Newsletter of the Medical Library Group of Southern California and Arizona

Report on MLA/SLA 2023: Connecting with Librarians, Learning Best Practices

Posted on May 30, 2023 by Angela Murrell | No Comments

by Deborah Farber, MLIS, AHIP (Provisional), 2023 Professional Development Award recipient

I attended MLA/SLA in Detroit with a couple of goals in mind: connect with other health sciences librarians and learn best practices to implement in research instructional sessions offered to students at the California University of Science and Medicine (CUSM). In two and a half days, I accomplished these goals and gained a fresh perspective of the profession.

My experience began with a chance encounter at Detroit Airport where I met two conference attendees. Quick introductions led to later conversations with one of the conference attendees. I felt even more connected when I joined a small group of MLGSCA members at the chapter table during the Communities/Chapters lunch event. I later joined chapter members for appetizers and dessert in the hotel restaurant.

The choice of sessions had broad appeal. However, I attended educational sessions that were relevant to my job responsibilities and career goals. I particularly enjoyed the session: “Teaching Critical Appraisal through Small Group Learning: a Systematic Review Class Approach”. The immersion session engaged participants in a process like the activity used in a real class. In groups, we used a modified version of the CASP Checklist to evaluate a systematic review. Next, each group collectively responded to presenters’ questions with “Yes”, “No” or “Hard to tell”. For comparison, the presenters highlighted key elements of a second systematic review to show the difference between well-written and flawed reviews. The discussion was lively among participants who believed that both articles were missing key elements.

I also attended the session on “Professional Competencies, information Literacy and You: Leveraging Curriculum Mapping to Advocate for Library Instruction. This session encouraged participants to utilize the competencies expected in different health professions to develop appropriate instructional sessions. We sat at tables divided into different health specialties to discuss ideas that might be implemented at our institutions. Though I didn’t come away from the session with any concrete strategies, the program solidified my commitment to embedding information literacy instruction into the EBM curriculum at CUSM.

Additionally, I attended the Research Training Institute (RTI) Poster Session. As an incoming RTI Fellow, I wanted to see the types of projects and presentations of current fellows. Attending the session energized me to forge ahead with renewed focus.

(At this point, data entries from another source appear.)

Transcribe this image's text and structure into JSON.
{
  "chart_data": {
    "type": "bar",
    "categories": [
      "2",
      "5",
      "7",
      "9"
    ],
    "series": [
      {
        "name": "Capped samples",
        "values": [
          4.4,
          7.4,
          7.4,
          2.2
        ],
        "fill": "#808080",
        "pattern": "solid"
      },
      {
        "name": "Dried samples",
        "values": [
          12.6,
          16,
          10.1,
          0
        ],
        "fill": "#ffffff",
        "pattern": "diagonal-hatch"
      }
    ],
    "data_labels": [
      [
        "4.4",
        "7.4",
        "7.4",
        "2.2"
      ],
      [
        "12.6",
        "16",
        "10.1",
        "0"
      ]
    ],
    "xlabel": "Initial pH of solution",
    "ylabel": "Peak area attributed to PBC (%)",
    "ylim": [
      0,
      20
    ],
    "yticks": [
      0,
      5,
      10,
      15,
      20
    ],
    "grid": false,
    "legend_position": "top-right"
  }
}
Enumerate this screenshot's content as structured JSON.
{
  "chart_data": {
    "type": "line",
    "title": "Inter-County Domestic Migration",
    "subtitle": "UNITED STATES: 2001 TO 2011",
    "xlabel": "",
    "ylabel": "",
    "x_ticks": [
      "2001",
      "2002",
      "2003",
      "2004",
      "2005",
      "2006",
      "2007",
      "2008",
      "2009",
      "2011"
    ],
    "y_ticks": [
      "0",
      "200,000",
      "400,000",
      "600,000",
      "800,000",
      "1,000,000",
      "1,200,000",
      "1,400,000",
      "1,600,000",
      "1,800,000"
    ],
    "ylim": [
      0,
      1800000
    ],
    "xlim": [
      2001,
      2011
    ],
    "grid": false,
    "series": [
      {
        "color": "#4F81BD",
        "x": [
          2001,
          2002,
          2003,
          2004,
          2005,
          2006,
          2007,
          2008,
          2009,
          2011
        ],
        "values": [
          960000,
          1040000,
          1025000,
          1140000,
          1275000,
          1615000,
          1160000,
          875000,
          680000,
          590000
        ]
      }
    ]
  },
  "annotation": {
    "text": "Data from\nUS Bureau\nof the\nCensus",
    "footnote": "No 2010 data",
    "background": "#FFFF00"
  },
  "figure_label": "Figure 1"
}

The last session I attended was a series of educational papers on “Whole-Task Assignment for Pre-Clinical Students: Assessing EBM Skills before Clerkships”; “Perceptions and Behaviours of First year Health Sciences Undergraduate Students Conducting Online Research”; and “How Do Medical Students Approach Critical Appraisal: results from a Mixed Methods Study”. The first paper featured one of the presenters from the earlier immersion session but emphasized a different part of the six-session first-year EBM curriculum at NYU Grossman School of Medicine first presented during immersion. I plan to implement a similar scenario-based activity during the EBM session I present in January 2024.

Ultimately, MLA/SLA was a worthwhile experience. I gained valuable ideas for integrating EBM into the existing curriculum and made meaningful connections with fellow attendees.